Now the advance was in full flow. Our Regiment was put in as the spear-head of the advance which we did at rate of 60 miles in one day, and passing through towns whose names had been made familiar to me from stories of the First World War, which took place here thirty years earlier. Places which had been fought over for months, even years. We passed them by in a few days. Often the advance was slowed by the enthusiasm of the local populace of the small towns and villages as we passed through.
They were overjoyed to see Allied troops after years of oppression. Sometimes we were temporarily halted by the French Resistance who had cornered German troops in woods etc. We had to refer them to our follow-up troops as speed of advance was paramount.

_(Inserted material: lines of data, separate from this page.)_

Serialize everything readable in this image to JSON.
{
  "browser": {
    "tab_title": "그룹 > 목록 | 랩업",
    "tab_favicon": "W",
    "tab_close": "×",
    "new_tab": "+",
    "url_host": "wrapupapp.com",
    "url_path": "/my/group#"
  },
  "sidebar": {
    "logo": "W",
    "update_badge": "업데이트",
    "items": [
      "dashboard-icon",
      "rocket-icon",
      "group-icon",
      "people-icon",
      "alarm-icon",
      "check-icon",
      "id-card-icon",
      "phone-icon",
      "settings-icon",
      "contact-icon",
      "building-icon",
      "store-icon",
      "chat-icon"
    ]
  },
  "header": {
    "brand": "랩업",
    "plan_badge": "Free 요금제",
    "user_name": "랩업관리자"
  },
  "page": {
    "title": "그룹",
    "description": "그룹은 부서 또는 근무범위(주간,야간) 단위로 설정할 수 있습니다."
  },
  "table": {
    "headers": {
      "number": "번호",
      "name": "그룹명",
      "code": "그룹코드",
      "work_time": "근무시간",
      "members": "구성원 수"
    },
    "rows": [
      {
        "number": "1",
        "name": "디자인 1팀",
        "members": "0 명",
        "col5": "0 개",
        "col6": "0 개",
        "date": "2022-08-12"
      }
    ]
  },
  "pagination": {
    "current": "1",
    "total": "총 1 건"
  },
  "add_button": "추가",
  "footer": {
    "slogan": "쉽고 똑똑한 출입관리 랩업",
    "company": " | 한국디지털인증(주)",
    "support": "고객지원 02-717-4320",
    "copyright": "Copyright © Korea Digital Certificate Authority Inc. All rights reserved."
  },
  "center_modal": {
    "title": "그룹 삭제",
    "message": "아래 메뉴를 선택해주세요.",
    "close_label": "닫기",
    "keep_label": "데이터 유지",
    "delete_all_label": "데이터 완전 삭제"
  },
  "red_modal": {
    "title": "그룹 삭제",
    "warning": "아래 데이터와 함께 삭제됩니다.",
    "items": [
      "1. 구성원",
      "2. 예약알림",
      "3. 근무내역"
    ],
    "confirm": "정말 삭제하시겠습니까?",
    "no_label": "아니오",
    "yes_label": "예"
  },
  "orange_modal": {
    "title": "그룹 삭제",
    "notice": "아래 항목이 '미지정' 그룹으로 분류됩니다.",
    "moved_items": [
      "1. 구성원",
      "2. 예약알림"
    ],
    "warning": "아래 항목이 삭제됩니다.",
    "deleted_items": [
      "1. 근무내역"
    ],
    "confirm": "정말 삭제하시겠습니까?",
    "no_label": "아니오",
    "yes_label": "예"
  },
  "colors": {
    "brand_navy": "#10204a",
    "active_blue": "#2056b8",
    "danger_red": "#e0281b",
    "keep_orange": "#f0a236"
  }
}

The Germans tried to slow down our progress in any number of ways, such as mines across the roads, or even sods strewn on the roads to simulate mines. On one occasion when my Armoured Car was leading the advance along a narrow road lined with trees, I suddenly noticed a thin wire which had been tied across the road at head height between two trees.
We managed to stop in time to investigate it and found that one end was fastened to the trigger of a Panzerfaust aimed at the centre of the wire and loaded with a rocket grenade. We were the first troops to cross the border into Belgium and at that point we were relieved by the Guards Armoured Division who passed through us and took up the spear-head. We were then used to protect the Northern flank of the narrow corridor which was being made through Belgium, and to prevent the escape of the remnants of the 9th.
German Army which had been cut off between the corridor and the Northern coast. We were positioned thinly along all the bridges which crossed the Escaut Canal. At each bridge was positionedtypically, one Anti-tank gun, a section of Assault troops and one Armoured car.
Although the actual coverage probably differed from bridge to bridge. As night fell we heard the noise of gun-fire at the next bridge further down the canal, and stood ready for action when the fire had abated. It wasn't very long before we heard the noise of approaching German tanks and other vehicles.
The first vehicles moved towards the bridge and we opened fire with all we had.
1st Airborne Reconnaissance Squadron
The vehicles withdrew away from the canal and we didn't hear from them again. We later learned that the gun-fire that we had heard from the next bridge had a little story-line to it. It is the practice of Anti-tank gun-crews to remove part of the firing mechanism of their gun and conceal it, when they are not on stand-to, so that in the eventuality of being infiltrated by surprise, the enemy would be unable to use the gun.
This had been the case here, when suddenly they had been awakened by the look-out who had heard the approaching Germans.